Los valores existen. Son cualidades positivas, reales y no relativas, y tienen por ello una dimensión objetiva. Pero es muy importante tener en cuenta que son relacionales, es decir, nosotros los captamos o no - los valoramos-  en una dimensión subjetiva que es esencial también. Son como las cualidades de un gran vino, que permanecen ocultas mientras no lo pruebe quien las sabe apreciar. O como el arpa de la rima de Bécquer, cuyas notas esperan la mano que sabe arrancarlas.

Desde que los antiguos griegos propusieron el concepto Êthos para definir el carácter, el sentido ético se considera parte esencial del hombre. La ética constituye y fundamenta nuestra personalidad, nuestros hábitos, nuestra predisposición para elegir en un sentido o en otro.

En el transcurso de la vida vamos formando nuestro carácter – es decir, somos cada vez más éticos-, y debemos construir, a partir de la educación recibida y con el esfuerzo propio, una manera de ser que nos permita avanzar con la moral alta y no desmoralizados. Altos de moral, es decir, controlando las circunstancias, dueños de nuestra vida, con los pies firmes y la frente alta. Con la moral del Alcoyano, si es que alguien recuerda esa vieja expresión.
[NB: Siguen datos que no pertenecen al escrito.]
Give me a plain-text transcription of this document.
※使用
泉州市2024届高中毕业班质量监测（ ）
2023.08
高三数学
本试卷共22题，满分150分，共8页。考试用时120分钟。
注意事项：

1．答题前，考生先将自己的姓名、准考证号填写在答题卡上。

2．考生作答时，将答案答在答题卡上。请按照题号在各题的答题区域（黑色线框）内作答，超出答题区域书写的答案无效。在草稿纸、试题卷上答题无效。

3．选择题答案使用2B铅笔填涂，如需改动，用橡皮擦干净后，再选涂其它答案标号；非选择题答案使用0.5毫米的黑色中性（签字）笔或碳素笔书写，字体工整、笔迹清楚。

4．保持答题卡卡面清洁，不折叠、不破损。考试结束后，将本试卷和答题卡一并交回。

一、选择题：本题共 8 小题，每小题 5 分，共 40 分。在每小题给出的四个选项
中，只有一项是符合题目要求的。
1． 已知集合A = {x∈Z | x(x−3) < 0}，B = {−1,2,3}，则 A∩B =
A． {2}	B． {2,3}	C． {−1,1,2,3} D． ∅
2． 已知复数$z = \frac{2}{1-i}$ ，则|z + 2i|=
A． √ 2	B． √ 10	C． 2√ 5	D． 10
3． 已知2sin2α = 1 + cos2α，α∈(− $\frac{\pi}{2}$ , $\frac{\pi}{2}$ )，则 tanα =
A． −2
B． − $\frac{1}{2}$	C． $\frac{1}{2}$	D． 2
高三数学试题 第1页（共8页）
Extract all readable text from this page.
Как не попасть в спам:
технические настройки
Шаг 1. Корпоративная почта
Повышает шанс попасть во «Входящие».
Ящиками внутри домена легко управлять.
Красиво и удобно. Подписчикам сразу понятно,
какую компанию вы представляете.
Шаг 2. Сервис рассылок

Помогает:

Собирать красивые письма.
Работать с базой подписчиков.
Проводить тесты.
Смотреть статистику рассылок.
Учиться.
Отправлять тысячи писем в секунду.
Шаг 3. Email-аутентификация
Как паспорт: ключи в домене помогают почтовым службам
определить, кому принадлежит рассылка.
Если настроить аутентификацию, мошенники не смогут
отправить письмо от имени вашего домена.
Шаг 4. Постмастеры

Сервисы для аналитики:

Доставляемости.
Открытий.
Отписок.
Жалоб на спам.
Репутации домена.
Forjar un buen carácter a partir de la herencia genética, la educación y la capacidad para superar ambas es, de hecho, la tarea de cada vida.

En esta dimensión resultan imprescindibles los valores positivos, las virtudes, aquello que los antiguos griegos llamaban la areté: una manera buena de ser. Poner en práctica las virtudes ayuda a realizarse como ser humano y ajusta la convivencia con los demás. Quien se mueve en una escala de valores positiva está apropiado de sí, es dueño de su vida, libre.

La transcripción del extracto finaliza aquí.